Heel even staan we met de bus in Le Tour. Want het is hier toch het allermooist. Alleen al om de herinneringen, die als paradijsvogels tussen Glacier du Tour, La Balme en het dorp vliegen. De eerste alpinetour, de val, het winterchalet met De Tien Spanjaarden, het leren skiën; allemaal hier.
Maar het mooiste aan Le Tour is misschien nog wel dat het een uiteinde is. Na het dorp rest er niets dan bergen. En al weet ik precies wat er achter die bergen schuilt (Zwitserland), toch lijkt het alsof de beschaving precies hier ophoudt. De kleine, stille uitloper van Chamonix’s gekte sterft waar het steil wordt en is vergeten bij de eerste passen omhoog. En met een beetje verbeeldingskracht zijn er geen pistes of liften.
Dan heb je de reden te pakken waarom je uit Amsterdam emigreert en je familie en vrienden op ansichtkaartafstand achterlaat.
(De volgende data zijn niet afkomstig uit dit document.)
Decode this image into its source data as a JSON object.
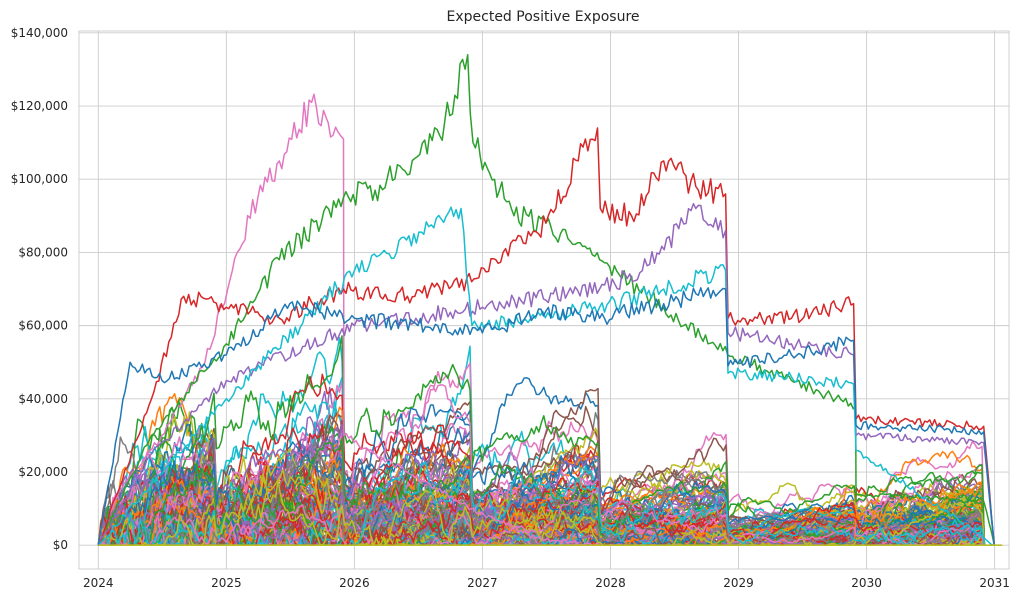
{
  "chart_data": {
    "type": "line",
    "title": "Expected Positive Exposure",
    "xlabel": "",
    "ylabel": "",
    "grid": true,
    "legend": "none",
    "x_ticks": [
      "2024",
      "2025",
      "2026",
      "2027",
      "2028",
      "2029",
      "2030",
      "2031"
    ],
    "y_ticks": [
      "$0",
      "$20,000",
      "$40,000",
      "$60,000",
      "$80,000",
      "$100,000",
      "$120,000",
      "$140,000"
    ],
    "y_tick_values": [
      0,
      20000,
      40000,
      60000,
      80000,
      100000,
      120000,
      140000
    ],
    "xlim": [
      "2023-11-07",
      "2031-02-11"
    ],
    "ylim": [
      -6500,
      140500
    ],
    "palette": [
      "#1f77b4",
      "#ff7f0e",
      "#2ca02c",
      "#d62728",
      "#9467bd",
      "#8c564b",
      "#e377c2",
      "#7f7f7f",
      "#bcbd22",
      "#17becf"
    ],
    "simulation": {
      "start": "2024-01-01",
      "end": "2030-12-31",
      "coupon_dates": [
        "2024-12-01",
        "2025-12-01",
        "2026-12-01",
        "2027-12-01",
        "2028-12-01",
        "2029-12-01",
        "2030-12-01"
      ],
      "num_paths": 200,
      "steps_per_year": 52
    },
    "highlighted_paths": [
      {
        "color": "#e377c2",
        "points": [
          [
            "2024-01-01",
            0
          ],
          [
            "2024-03-01",
            15000
          ],
          [
            "2024-07-01",
            30000
          ],
          [
            "2024-11-01",
            50000
          ],
          [
            "2025-02-01",
            80000
          ],
          [
            "2025-04-01",
            95000
          ],
          [
            "2025-06-01",
            105000
          ],
          [
            "2025-09-01",
            121000
          ],
          [
            "2025-11-01",
            112000
          ],
          [
            "2025-12-01",
            111000
          ],
          [
            "2025-12-02",
            30000
          ],
          [
            "2026-06-01",
            20000
          ],
          [
            "2026-12-01",
            10000
          ],
          [
            "2027-06-01",
            2000
          ],
          [
            "2027-12-01",
            0
          ]
        ]
      },
      {
        "color": "#2ca02c",
        "points": [
          [
            "2024-01-01",
            0
          ],
          [
            "2024-06-01",
            30000
          ],
          [
            "2025-01-01",
            55000
          ],
          [
            "2025-06-01",
            78000
          ],
          [
            "2025-12-01",
            95000
          ],
          [
            "2026-03-01",
            97000
          ],
          [
            "2026-09-01",
            112000
          ],
          [
            "2026-11-20",
            134000
          ],
          [
            "2026-12-05",
            110000
          ],
          [
            "2027-01-15",
            103000
          ],
          [
            "2027-04-01",
            90000
          ],
          [
            "2027-07-01",
            88000
          ],
          [
            "2027-12-01",
            78000
          ],
          [
            "2028-06-01",
            65000
          ],
          [
            "2028-12-01",
            52000
          ],
          [
            "2029-06-01",
            45000
          ],
          [
            "2029-12-01",
            38000
          ],
          [
            "2029-12-02",
            14000
          ],
          [
            "2030-12-01",
            12000
          ],
          [
            "2030-12-31",
            0
          ]
        ]
      },
      {
        "color": "#d62728",
        "points": [
          [
            "2024-01-01",
            0
          ],
          [
            "2024-06-01",
            40000
          ],
          [
            "2024-09-01",
            68000
          ],
          [
            "2025-01-01",
            65000
          ],
          [
            "2025-06-01",
            62000
          ],
          [
            "2025-12-01",
            70000
          ],
          [
            "2026-06-01",
            68000
          ],
          [
            "2026-12-01",
            72000
          ],
          [
            "2027-03-01",
            80000
          ],
          [
            "2027-07-01",
            88000
          ],
          [
            "2027-10-01",
            105000
          ],
          [
            "2027-11-25",
            114000
          ],
          [
            "2027-12-03",
            92000
          ],
          [
            "2028-03-01",
            90000
          ],
          [
            "2028-06-01",
            105000
          ],
          [
            "2028-09-01",
            98000
          ],
          [
            "2028-11-25",
            96000
          ],
          [
            "2028-12-02",
            62000
          ],
          [
            "2029-06-01",
            62000
          ],
          [
            "2029-11-25",
            66000
          ],
          [
            "2029-12-02",
            34500
          ],
          [
            "2030-12-01",
            32500
          ],
          [
            "2030-12-31",
            0
          ]
        ]
      },
      {
        "color": "#9467bd",
        "points": [
          [
            "2024-01-01",
            0
          ],
          [
            "2024-06-01",
            25000
          ],
          [
            "2025-01-01",
            45000
          ],
          [
            "2026-01-01",
            60000
          ],
          [
            "2027-01-01",
            65000
          ],
          [
            "2027-12-01",
            70000
          ],
          [
            "2028-04-01",
            75000
          ],
          [
            "2028-09-01",
            92000
          ],
          [
            "2028-11-25",
            86000
          ],
          [
            "2028-12-02",
            58000
          ],
          [
            "2029-06-01",
            55000
          ],
          [
            "2029-11-25",
            52000
          ],
          [
            "2029-12-02",
            30000
          ],
          [
            "2030-12-01",
            28000
          ],
          [
            "2030-12-31",
            0
          ]
        ]
      },
      {
        "color": "#17becf",
        "points": [
          [
            "2024-01-01",
            0
          ],
          [
            "2025-01-01",
            40000
          ],
          [
            "2026-01-01",
            75000
          ],
          [
            "2026-11-01",
            92000
          ],
          [
            "2026-12-02",
            60000
          ],
          [
            "2027-06-01",
            62000
          ],
          [
            "2027-12-01",
            65000
          ],
          [
            "2028-06-01",
            70000
          ],
          [
            "2028-11-25",
            75000
          ],
          [
            "2028-12-02",
            47000
          ],
          [
            "2029-06-01",
            46000
          ],
          [
            "2029-11-25",
            44000
          ],
          [
            "2029-12-02",
            26000
          ],
          [
            "2030-12-31",
            0
          ]
        ]
      },
      {
        "color": "#1f77b4",
        "points": [
          [
            "2024-01-01",
            0
          ],
          [
            "2024-04-01",
            50000
          ],
          [
            "2024-07-01",
            45000
          ],
          [
            "2025-01-01",
            52000
          ],
          [
            "2025-07-01",
            66000
          ],
          [
            "2026-01-01",
            62000
          ],
          [
            "2026-07-01",
            60000
          ],
          [
            "2027-01-01",
            58000
          ],
          [
            "2027-07-01",
            64000
          ],
          [
            "2027-12-01",
            62000
          ],
          [
            "2028-06-01",
            66000
          ],
          [
            "2028-11-25",
            70000
          ],
          [
            "2028-12-02",
            49000
          ],
          [
            "2029-06-01",
            52000
          ],
          [
            "2029-11-25",
            56000
          ],
          [
            "2029-12-02",
            32800
          ],
          [
            "2030-12-01",
            31000
          ],
          [
            "2030-12-31",
            0
          ]
        ]
      }
    ]
  }
}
Dan geld het argument ‘rust’ en kun je jezelf weer serieus nemen. Alhoewel de emigratie zich nooit meer voordoet als een keuze, niet eens meer als de uitkomst van een proces maar alleen als simpel gegeven, heb ik het toch nodig om even met de bus in Le Tour te staan.
Tussen de herinneringen en de bergen.